Analysts at Berenberg raised their target price on mining giant BHP from 2,200.0p to 2,300.0p on Tuesday after the firm’s interim results came in better than expectations.
Berenberg said BHP’s recent first-half results surprised to the upside in terms of free cash flow generation, mainly down to tax and working capital, and noted its dividend of $1.50 per share came in ahead of both consensus and its expectation of $1.33.
The German bank said management’s commentary on the two subsequent earnings calls pointed to “good cost control” and the ability to fight against cost inflation and while BHP is unlikely to be immune from cost inflation, it appears that productivity has played a part in keeping unit costs contained.
Capex, on the other hand, appears to be moving “structurally higher” from an industry standpoint, driven by increased decarbonisation spend, with BHP guiding to the upper end of its $2.0bn-4.0bn range to 2030, automation/efficiencies and stripping, which Berenberg expects to increase as mines become more mature.

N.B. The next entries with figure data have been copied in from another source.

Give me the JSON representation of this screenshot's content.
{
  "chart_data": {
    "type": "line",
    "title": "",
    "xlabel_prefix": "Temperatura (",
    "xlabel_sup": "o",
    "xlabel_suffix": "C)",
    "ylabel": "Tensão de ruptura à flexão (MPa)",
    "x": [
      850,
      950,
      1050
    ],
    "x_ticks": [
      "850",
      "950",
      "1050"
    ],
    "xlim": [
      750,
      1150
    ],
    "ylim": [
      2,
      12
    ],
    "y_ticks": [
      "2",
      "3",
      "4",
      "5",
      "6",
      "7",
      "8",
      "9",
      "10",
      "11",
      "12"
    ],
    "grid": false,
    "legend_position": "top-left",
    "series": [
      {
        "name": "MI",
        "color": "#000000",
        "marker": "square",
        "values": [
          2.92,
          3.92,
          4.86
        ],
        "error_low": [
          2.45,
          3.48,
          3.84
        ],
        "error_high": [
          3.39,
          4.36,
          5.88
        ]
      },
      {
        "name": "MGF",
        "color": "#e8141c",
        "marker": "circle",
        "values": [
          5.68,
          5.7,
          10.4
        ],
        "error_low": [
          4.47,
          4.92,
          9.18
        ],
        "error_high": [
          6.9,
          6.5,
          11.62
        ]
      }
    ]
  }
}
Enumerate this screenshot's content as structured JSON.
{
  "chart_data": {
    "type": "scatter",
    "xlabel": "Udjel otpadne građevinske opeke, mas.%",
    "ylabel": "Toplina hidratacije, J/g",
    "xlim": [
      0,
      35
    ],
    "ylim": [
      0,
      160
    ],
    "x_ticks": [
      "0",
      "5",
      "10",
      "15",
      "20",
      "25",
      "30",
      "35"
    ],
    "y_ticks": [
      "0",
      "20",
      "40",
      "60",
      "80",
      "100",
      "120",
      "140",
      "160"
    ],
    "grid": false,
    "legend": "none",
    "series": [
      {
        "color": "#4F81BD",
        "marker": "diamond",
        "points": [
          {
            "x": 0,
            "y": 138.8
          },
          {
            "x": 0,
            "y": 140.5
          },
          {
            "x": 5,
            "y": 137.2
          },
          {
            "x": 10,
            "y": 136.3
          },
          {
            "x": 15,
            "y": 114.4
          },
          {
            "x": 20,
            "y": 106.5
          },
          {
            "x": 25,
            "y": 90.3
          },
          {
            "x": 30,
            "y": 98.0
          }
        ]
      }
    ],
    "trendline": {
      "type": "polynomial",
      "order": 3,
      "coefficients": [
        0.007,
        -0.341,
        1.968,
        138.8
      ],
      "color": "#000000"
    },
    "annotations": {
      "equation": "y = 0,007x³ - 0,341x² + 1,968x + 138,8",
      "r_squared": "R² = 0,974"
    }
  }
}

“We also think that after a period of reduced capex investment in assets due to cost reduction programmes, which is more of an industry-specific theme than a BHP-specific one, maintenance capex will be structurally higher into the medium term (eg Anglo American Platinum is a good case in point here). This has scope to weigh on free cash flow and dividends should there be a tempering of commodity prices,” said the analysts, as they reiterated their ‘hold’ rating on the stock.